The Windows Performance Subsystem has a lot of counters. But with a little investigation, the Task Manager ‘Memory (Private Working Set)’ corresponds with the Performance Monitor (perfmon) ‘Process’ object, ‘Working Set – Private’ counter. To help with the investigation, Microsoft has documentation that cross-references Task Manager data to System Monitor data[1][2].

To confirm your findings, we recommend verifying the System Monitor counter by watching it side-by-side with Task Manager for a couple minutes. For example, the rdpclip.exe process can be displayed in both Task Manager and Performance Monitor, and with a simple division (PerfMon / 1024 = Task Manager), the values compared.

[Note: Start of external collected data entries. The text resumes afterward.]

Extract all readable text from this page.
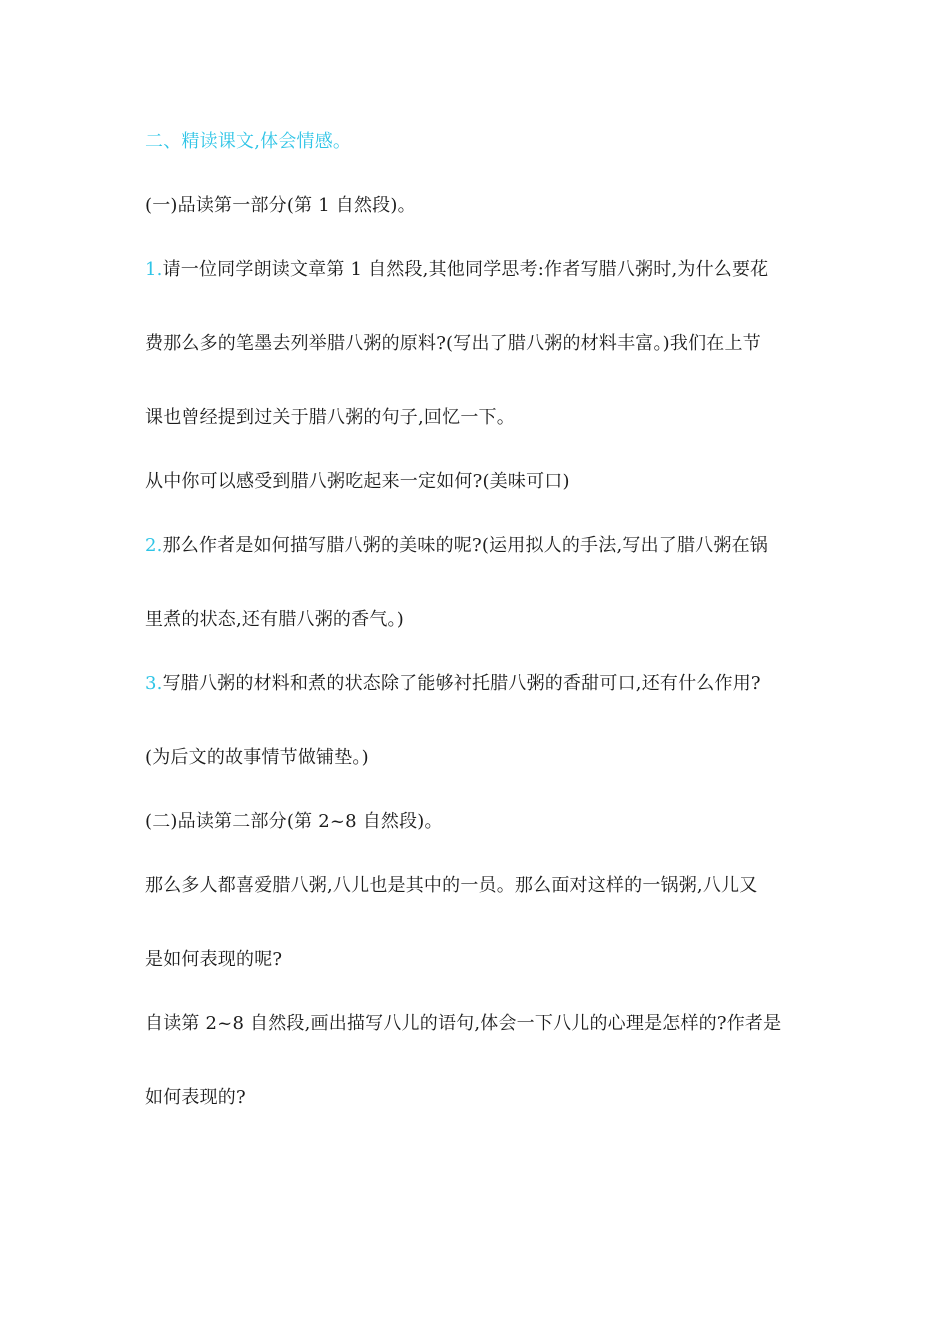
二、精读课文,体会情感。
(一)品读第一部分(第 1 自然段)。
1.请一位同学朗读文章第 1 自然段,其他同学思考:作者写腊八粥时,为什么要花
费那么多的笔墨去列举腊八粥的原料?(写出了腊八粥的材料丰富。)我们在上节
课也曾经提到过关于腊八粥的句子,回忆一下。
从中你可以感受到腊八粥吃起来一定如何?(美味可口)
2.那么作者是如何描写腊八粥的美味的呢?(运用拟人的手法,写出了腊八粥在锅
里煮的状态,还有腊八粥的香气。)
3.写腊八粥的材料和煮的状态除了能够衬托腊八粥的香甜可口,还有什么作用?
(为后文的故事情节做铺垫。)
(二)品读第二部分(第 2~8 自然段)。
那么多人都喜爱腊八粥,八儿也是其中的一员。那么面对这样的一锅粥,八儿又
是如何表现的呢?
自读第 2~8 自然段,画出描写八儿的语句,体会一下八儿的心理是怎样的?作者是
如何表现的?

Memory Threshold Monitoring 1

As we’ve seen, scaling can be required for an appropriate comparison, and the same may be true with the ELM Performance Alarm. To simplify this step, create a Performance Alarm and temporarily use an unrealistically low (or high) criteria. Continuing with our rdpclip example, a condition of greater than 1 is specified:

Memory Threshold Monitoring 2

When this Performance Alarm Monitor runs, the Action message will show the value returned by the Windows performance sub-system, and criteria can be adjusted accordingly. With our rdpclip monitor, the results look like this:

Memory Threshold Monitoring 3

You may need work with some further adjustments of the threshold so the Performance Alarm can be set to monitor the exact values you need to automatically keep an eye on your critical processes.

With that our Performance Alarm is set to create an event when our process exceeds the specified memory usage (defined in the threshold) more than X consecutive times. If desired, we can then go and create a Notification Method off an Event View for this particular event (found in the ELM — Monitor Item Events View). An option here could be an email or a bit more advanced such as a Command Script Notification to automatically restart the service in question.

Memory Threshold Monitoring 4

We hope that you found this article on Watching For Processes Exceeding Memory Usage Thresholds informative and useful and wish you continued success with ELM.